The discovery was made with the support of the Castleman Disease Collaborative Network, which looks for ways that FDA-approved drugs can be used off-label to treat rare diseases that lack approved medicines. Dr. David Fajgenbaum, the organization’s founder, worked with Mabus’ oncologist to identify the right drug for her.
Mabus first took the drug in July 2020 and did her final round of chemotherapy a month later, joining her first-year classes remotely after the treatment was completed. Within months, she began to feel more energized. She attended remote classes more regularly, sitting through a few classes at a time and then taking a break to nap. Soon she stopped needing the naps. By January, doctors declared Mabus, who was on the brink of death six months prior, to be in remission.

“I was getting through the day so much easier by the end of that first semester of high school,” Mabus says. “I had to regain my muscle mass, though. I was so skinny that you could slide a bracelet all the way up my arm. But I was feeling so much better.”
As she healed, Mabus poured her time into advocating for the CDCN, knowing that it could help many more people just like her.
“They’re trying to find a cure and they’re trying to help people who are overlooked.”
THE CALLING
Nursing was never a consideration for Mabus prior to Castleman; she didn’t even know anything about it. She had her heart set on becoming a teacher because she loved working with children.
That changed after spending months in Lurie, where the nurses got to know her in ways beyond just a medical chart. Mabus remembered Jessica for making her laugh, Brittany for taking her out on the patio to get a little bit of air each day and Anna for being with her on the hematology-oncology floor during Christmas. Their care showed Mabus her true calling.
“We always hear about cura personalis at Marquette: caring for the whole person. My nurses embodied that. They cared for me physically and mentally; they were true friends to me,” Mabus says.
While Mabus is not certain what specialty she wants to pursue, she is favoring the two areas she experienced as a patient: nephrology and oncology.
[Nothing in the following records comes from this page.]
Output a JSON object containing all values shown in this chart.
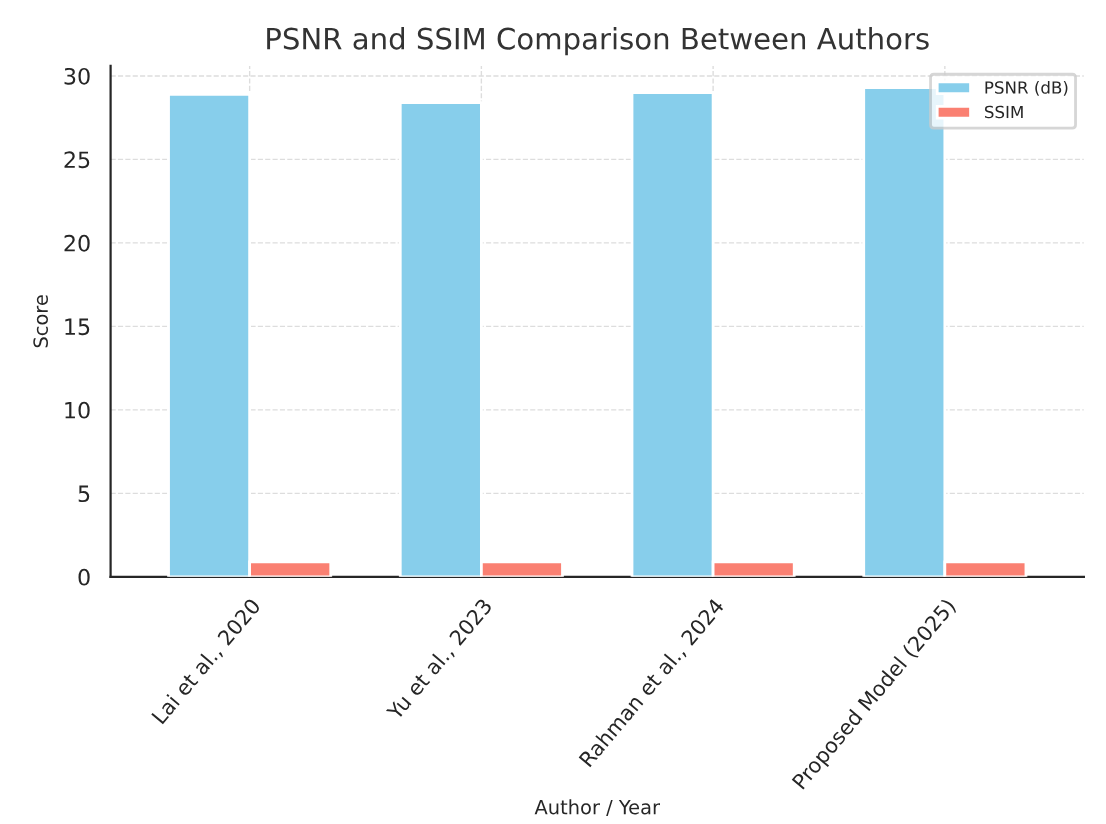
{
  "chart_data": {
    "type": "bar",
    "title": "PSNR and SSIM Comparison Between Authors",
    "xlabel": "Author / Year",
    "ylabel": "Score",
    "categories": [
      "Lai et al., 2020",
      "Yu et al., 2023",
      "Rahman et al., 2024",
      "Proposed Model (2025)"
    ],
    "series": [
      {
        "name": "PSNR (dB)",
        "color": "#87ceeb",
        "values": [
          28.9,
          28.4,
          29.0,
          29.3
        ]
      },
      {
        "name": "SSIM",
        "color": "#fa8072",
        "values": [
          0.9,
          0.9,
          0.9,
          0.9
        ]
      }
    ],
    "ylim": [
      0,
      30.6
    ],
    "yticks": [
      0,
      5,
      10,
      15,
      20,
      25,
      30
    ],
    "grid": true,
    "legend": "top right"
  }
}
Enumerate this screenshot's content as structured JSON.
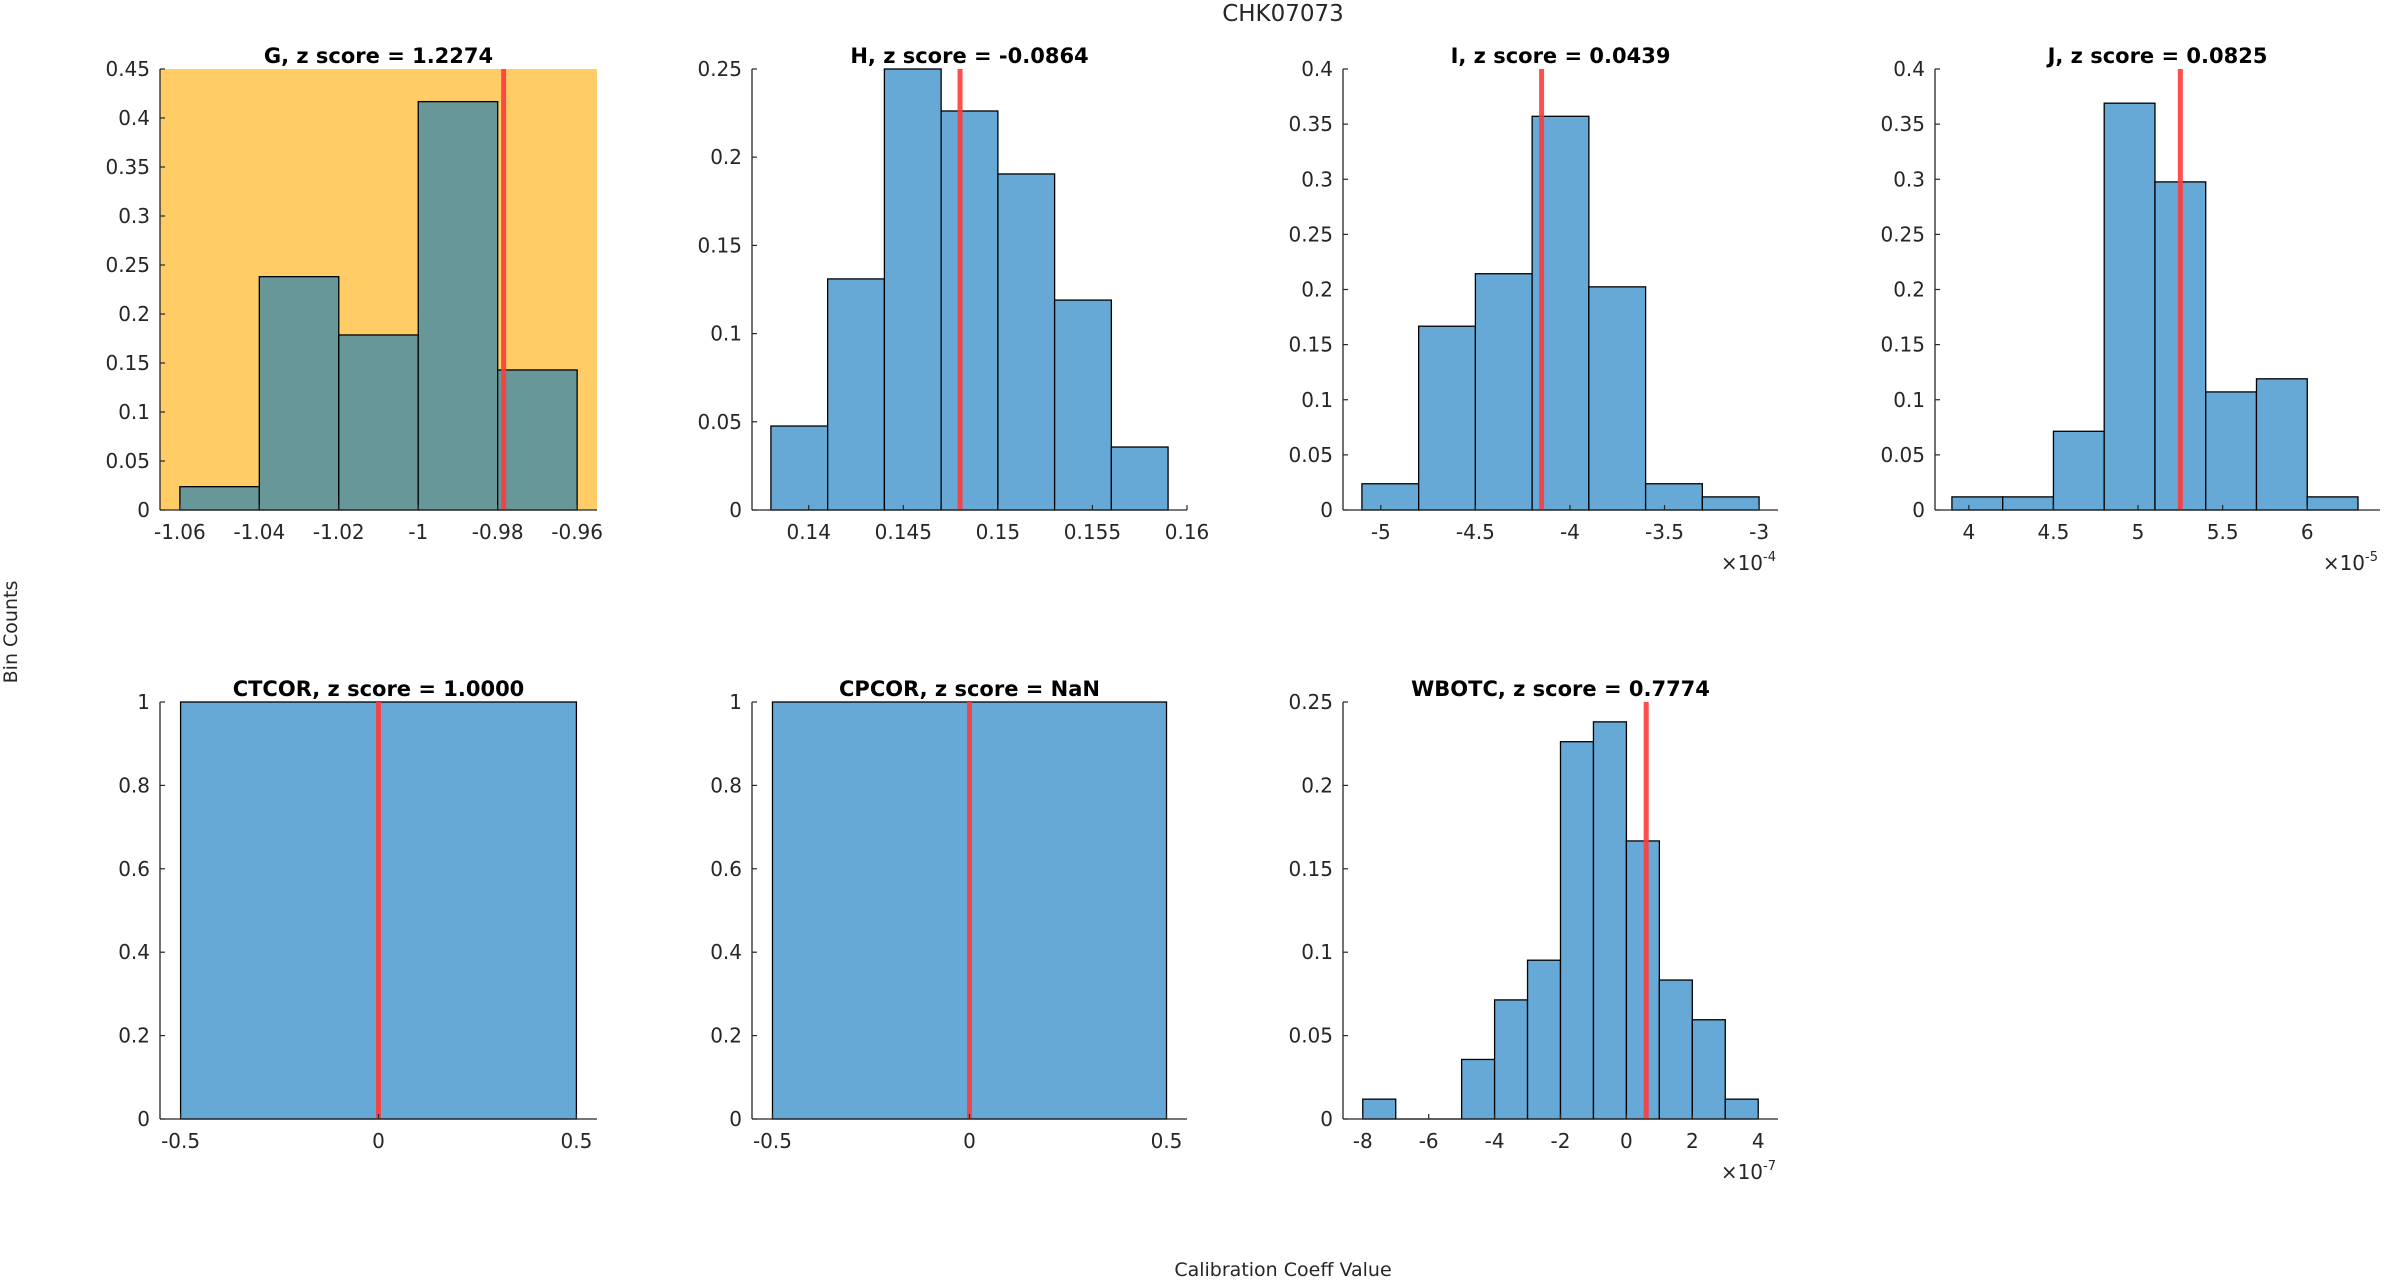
{
  "figure": {
    "suptitle": "CHK07073",
    "xlabel": "Calibration Coeff Value",
    "ylabel": "Bin Counts"
  },
  "colors": {
    "bar": "#67a9d6",
    "bar_flagged": "#679799",
    "flag_background": "#ffcc66",
    "marker_line": "#ff3b3b",
    "axis": "#262626"
  },
  "chart_data": [
    {
      "type": "bar",
      "title": "G, z score = 1.2274",
      "flagged": true,
      "edges": [
        -1.06,
        -1.04,
        -1.02,
        -1.0,
        -0.98,
        -0.96
      ],
      "values": [
        0.0238,
        0.2381,
        0.1786,
        0.4167,
        0.1429
      ],
      "marker": -0.9785,
      "xlim": [
        -1.065,
        -0.955
      ],
      "ylim": [
        0,
        0.45
      ],
      "xticks": [
        -1.06,
        -1.04,
        -1.02,
        -1,
        -0.98,
        -0.96
      ],
      "xticklabels": [
        "-1.06",
        "-1.04",
        "-1.02",
        "-1",
        "-0.98",
        "-0.96"
      ],
      "yticks": [
        0,
        0.05,
        0.1,
        0.15,
        0.2,
        0.25,
        0.3,
        0.35,
        0.4,
        0.45
      ],
      "yticklabels": [
        "0",
        "0.05",
        "0.1",
        "0.15",
        "0.2",
        "0.25",
        "0.3",
        "0.35",
        "0.4",
        "0.45"
      ],
      "exponent": null
    },
    {
      "type": "bar",
      "title": "H, z score = -0.0864",
      "flagged": false,
      "edges": [
        0.138,
        0.141,
        0.144,
        0.147,
        0.15,
        0.153,
        0.156,
        0.159
      ],
      "values": [
        0.0476,
        0.131,
        0.25,
        0.2262,
        0.1905,
        0.119,
        0.0357
      ],
      "marker": 0.148,
      "xlim": [
        0.137,
        0.16
      ],
      "ylim": [
        0,
        0.25
      ],
      "xticks": [
        0.14,
        0.145,
        0.15,
        0.155,
        0.16
      ],
      "xticklabels": [
        "0.14",
        "0.145",
        "0.15",
        "0.155",
        "0.16"
      ],
      "yticks": [
        0,
        0.05,
        0.1,
        0.15,
        0.2,
        0.25
      ],
      "yticklabels": [
        "0",
        "0.05",
        "0.1",
        "0.15",
        "0.2",
        "0.25"
      ],
      "exponent": null
    },
    {
      "type": "bar",
      "title": "I, z score = 0.0439",
      "flagged": false,
      "edges": [
        -5.1,
        -4.8,
        -4.5,
        -4.2,
        -3.9,
        -3.6,
        -3.3,
        -3.0
      ],
      "values": [
        0.0238,
        0.1667,
        0.2143,
        0.3571,
        0.2024,
        0.0238,
        0.0119
      ],
      "marker": -4.15,
      "xlim": [
        -5.2,
        -2.9
      ],
      "ylim": [
        0,
        0.4
      ],
      "xticks": [
        -5,
        -4.5,
        -4,
        -3.5,
        -3
      ],
      "xticklabels": [
        "-5",
        "-4.5",
        "-4",
        "-3.5",
        "-3"
      ],
      "yticks": [
        0,
        0.05,
        0.1,
        0.15,
        0.2,
        0.25,
        0.3,
        0.35,
        0.4
      ],
      "yticklabels": [
        "0",
        "0.05",
        "0.1",
        "0.15",
        "0.2",
        "0.25",
        "0.3",
        "0.35",
        "0.4"
      ],
      "exponent": {
        "base": "×10",
        "power": "-4"
      }
    },
    {
      "type": "bar",
      "title": "J, z score = 0.0825",
      "flagged": false,
      "edges": [
        3.9,
        4.2,
        4.5,
        4.8,
        5.1,
        5.4,
        5.7,
        6.0,
        6.3
      ],
      "values": [
        0.0119,
        0.0119,
        0.0714,
        0.369,
        0.2976,
        0.1071,
        0.119,
        0.0119
      ],
      "marker": 5.25,
      "xlim": [
        3.8,
        6.43
      ],
      "ylim": [
        0,
        0.4
      ],
      "xticks": [
        4,
        4.5,
        5,
        5.5,
        6
      ],
      "xticklabels": [
        "4",
        "4.5",
        "5",
        "5.5",
        "6"
      ],
      "yticks": [
        0,
        0.05,
        0.1,
        0.15,
        0.2,
        0.25,
        0.3,
        0.35,
        0.4
      ],
      "yticklabels": [
        "0",
        "0.05",
        "0.1",
        "0.15",
        "0.2",
        "0.25",
        "0.3",
        "0.35",
        "0.4"
      ],
      "exponent": {
        "base": "×10",
        "power": "-5"
      }
    },
    {
      "type": "bar",
      "title": "CTCOR, z score = 1.0000",
      "flagged": false,
      "edges": [
        -0.5,
        0.5
      ],
      "values": [
        1
      ],
      "marker": 0,
      "xlim": [
        -0.552,
        0.552
      ],
      "ylim": [
        0,
        1
      ],
      "xticks": [
        -0.5,
        0,
        0.5
      ],
      "xticklabels": [
        "-0.5",
        "0",
        "0.5"
      ],
      "yticks": [
        0,
        0.2,
        0.4,
        0.6,
        0.8,
        1
      ],
      "yticklabels": [
        "0",
        "0.2",
        "0.4",
        "0.6",
        "0.8",
        "1"
      ],
      "exponent": null
    },
    {
      "type": "bar",
      "title": "CPCOR, z score = NaN",
      "flagged": false,
      "edges": [
        -0.5,
        0.5
      ],
      "values": [
        1
      ],
      "marker": 0,
      "xlim": [
        -0.552,
        0.552
      ],
      "ylim": [
        0,
        1
      ],
      "xticks": [
        -0.5,
        0,
        0.5
      ],
      "xticklabels": [
        "-0.5",
        "0",
        "0.5"
      ],
      "yticks": [
        0,
        0.2,
        0.4,
        0.6,
        0.8,
        1
      ],
      "yticklabels": [
        "0",
        "0.2",
        "0.4",
        "0.6",
        "0.8",
        "1"
      ],
      "exponent": null
    },
    {
      "type": "bar",
      "title": "WBOTC, z score = 0.7774",
      "flagged": false,
      "edges": [
        -8,
        -7,
        -6,
        -5,
        -4,
        -3,
        -2,
        -1,
        0,
        1,
        2,
        3,
        4
      ],
      "values": [
        0.0119,
        0,
        0,
        0.0357,
        0.0714,
        0.0952,
        0.2262,
        0.2381,
        0.1667,
        0.0833,
        0.0595,
        0.0119
      ],
      "marker": 0.6,
      "xlim": [
        -8.6,
        4.6
      ],
      "ylim": [
        0,
        0.25
      ],
      "xticks": [
        -8,
        -6,
        -4,
        -2,
        0,
        2,
        4
      ],
      "xticklabels": [
        "-8",
        "-6",
        "-4",
        "-2",
        "0",
        "2",
        "4"
      ],
      "yticks": [
        0,
        0.05,
        0.1,
        0.15,
        0.2,
        0.25
      ],
      "yticklabels": [
        "0",
        "0.05",
        "0.1",
        "0.15",
        "0.2",
        "0.25"
      ],
      "exponent": {
        "base": "×10",
        "power": "-7"
      }
    }
  ]
}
She’d still like to work with children and hopes to show them the same compassion she received from her care team.
“My experience with Castleman Disease has made me want to become a nurse. It also made me a better person,” Mabus says. “If there’s one thing I can say to patients going through treatment, it’s to never give up. Take it one day at a time and believe in yourself because you are stronger than you know.”